21 Mar 1940 (position 57.48, 10.53)
HMS Ursula (Cdr. G.C. Phillips, DSO, RN) torpedoed and sank the German merchant Heddernheim (4947 GRT, built 1921) in the Skagerrak about 10 nautical miles east-north-east of Skagen, Denmark in position 57°48'N, 10°53'E.

2146 hours - Sighted a dim lights of a ship. Closed to investigate. When close signalled the ship to stop. This they did not do. After another attempt the ship was seen to increase speed so a practice round was fired with the gun as a warning shot. The ship now stopped and was asked to identify her self. She signalled 'Estonian'. Meanwhile Ursula crossed close astern of the ship and with the Aldis light the name 'Heddernheim - Bremen' could be read. The crew was ordered to abandon ship. Meanwhile they were also signalling. The crew eventually sent a boat over but this all took a very long time, it was obvious they were 'buying time'. Once again they were ordered to abandon ship, which they did but again very slow. A second warning round was now fired and this speeded up things a bit.

While Ursula was manouvered into a position to torpedo the ship no.1 torpedo tube was fired by accident. This torpedo missed the ship.

Due to ice damage to Ursula only no.2 and no.5 torpedo tubes could be fired. so these were now brought to the ready. No.5 torpedo tube was now fired but the torpedo failed to run. Possibly it was damaged upon discharge als due to ice damage.

Now no.2 tube was fired. This torpedo hit the ship amidships and it sank shortly afterwards.

One prisoner was taken from the boats. (1)

23 Mar 1940
At 0010 hours (zone -1), HMS Ursula (Cdr. G.C. Phillips, DSO, RN) stopped the Danish merchant Sejrö (1489 GRT, built 1929) but released her after examination. (1)

25 Mar 1940
HMS Ursula (Cdr. G.C. Phillips, DSO, RN) ended her 7th war patrol at Blyth.

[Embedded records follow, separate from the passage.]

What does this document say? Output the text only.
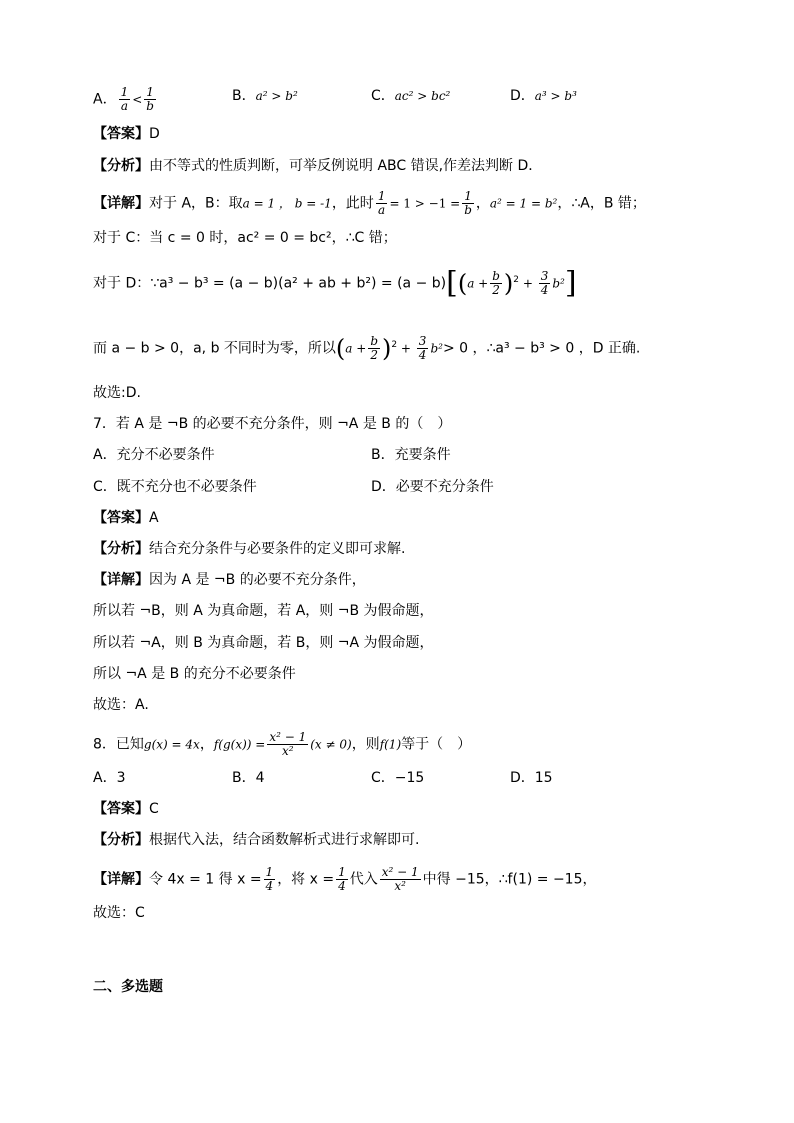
A． $\frac{1}{a} < \frac{1}{b}$	B．a² > b²	C．ac² > bc²	D．a³ > b³
【答案】D
【分析】由不等式的性质判断，可举反例说明 ABC 错误,作差法判断 D．
【详解】对于 A，B：取a = 1 ， b = -1，此时 $\frac{1}{a} = 1 > -1 = \frac{1}{b}$ ，a² = 1 = b²，∴A，B 错；
对于 C：当 c = 0 时，ac² = 0 = bc²，∴C 错；
对于 D：∵a³ − b³ = (a − b)(a² + ab + $b^2) = (a - b)[(a + \frac{b}{2} )^2 + \frac{3}{4} b^2]$
而 a − b > 0，a, b 不同时为零，所以$(a + \frac{b}{2} )^2 + \frac{3}{4} b^2> 0$ ，∴a³ − b³ > 0 ，D 正确.
故选:D.
7．若 A 是 ¬B 的必要不充分条件，则 ¬A 是 B 的（　）
A．充分不必要条件	B．充要条件
C．既不充分也不必要条件	D．必要不充分条件
【答案】A
【分析】结合充分条件与必要条件的定义即可求解.
【详解】因为 A 是 ¬B 的必要不充分条件，
所以若 ¬B，则 A 为真命题，若 A，则 ¬B 为假命题，
所以若 ¬A，则 B 为真命题，若 B，则 ¬A 为假命题，
所以 ¬A 是 B 的充分不必要条件
故选：A.
8．已知g(x) = 4x，$f(g(x)) = \frac{\text{x² − 1}}{\text{x²}} (x \ne 0)$，则f(1)等于（　）
A．3	B．4	C．−15	D．15
【答案】C
【分析】根据代入法，结合函数解析式进行求解即可.
【详解】令 4x = 1 得 $x = \frac{1}{4}$ ，将 $x = \frac{1}{4}$ 代入 $\frac{\text{x² − 1}}{\text{x²}}$ 中得 −15，∴f(1) = −15，
故选：C
二、多选题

Ursula was damaged during this patrol by ice, Almost all torpedo tube outer doors were damaged and could not open and the after periscope was also bent by hitting ice and had to be replaced. (1)

27 Mar 1940
HMS Ursula (Cdr. G.C. Phillips, DSO, RN) was docked at Blyth. (6)

2 Apr 1940
HMS Ursula (Cdr. G.C. Phillips, DSO, RN) was undocked. (7)

Sources

  1. ADM 199/1819
  2. ADM 173/16254
  3. ADM 173/16255
  4. ADM 199/373
  5. ADM 173/16691
  6. ADM 173/16692
  7. ADM 173/16693

ADM numbers indicate documents at the British National Archives at Kew, London.